Wer mit einander redet, will etwas wissen, sucht nach Gemeinsamkeiten, einem Kompromiss, oder ist am Anderen interessiert, will sie oder ihn kennen lernen, verstehen, oder eine Beziehung pflegen. Das gilt im persönlichen, wie im beruflichen Bereich. Im Zeitalter der Videokonferenzen und Videotelefonie sollte es eigentlich keiner Konferenzen mehr bedürfen, bei denen man umständlich zum Tagungsort anreist, miteinander isst, übernachtet und in den Konferenzpausen oder während uninteressanter Vorträge mit einander spricht.
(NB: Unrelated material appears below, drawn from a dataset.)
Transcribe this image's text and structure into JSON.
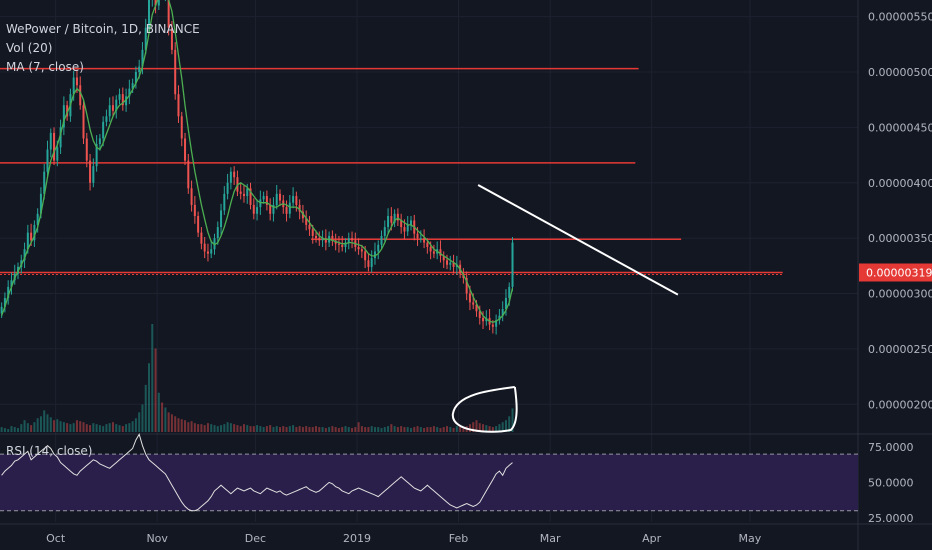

Aber genau dieses Gespräch am Rande ist das Entscheidende, in dem man sich näher kommt, Vertrauen fasst, oder zumindest das Gegenüber einzuschätzen lernt. Deshalb finden heute noch Symposien statt (beide Begriffe meinen, dass man sich begegnet: Symposium bedeutet sich "gemeinsam niederlassen" und Konferenz "zusammen tragen"). Die durch Medien vermittelte Konferenz (Telefon, Video) ist zwar billiger, bringt aber wesentlich weniger Erfolg, bleibt deshalb eine Notlösung und setzt sich deshalb nicht durch.
Die Zwiespältigkeit medialer Kommunikation zeigt sich am Beispiel des Lehrers, der die gesamten Mails seiner Schule in den SPAM-Ordner lenkte und darauf baute, dass ihm Wichtiges schon von irgend einem Kollegen mündlich mitgeteilt werden würde. Je mehr mediale Kanäle zur Nachrichtenübermittlung verfügbar sind, desto wahrscheinlicher wird es, dass erstens der Einzelne überfordert wird, oder zweitens, weil er für sich einen anderen Kanal bevorzugt, von Informationen und Begegnungen ausgeschlossen wird. So musste sich der Regierungssprecher in Berlin harsche Kritik anhören, als er den Termin einer Pressekonferenz nur über Twitter verbreitet hatte, da nicht alle Journalisten dieses Medium nutzten.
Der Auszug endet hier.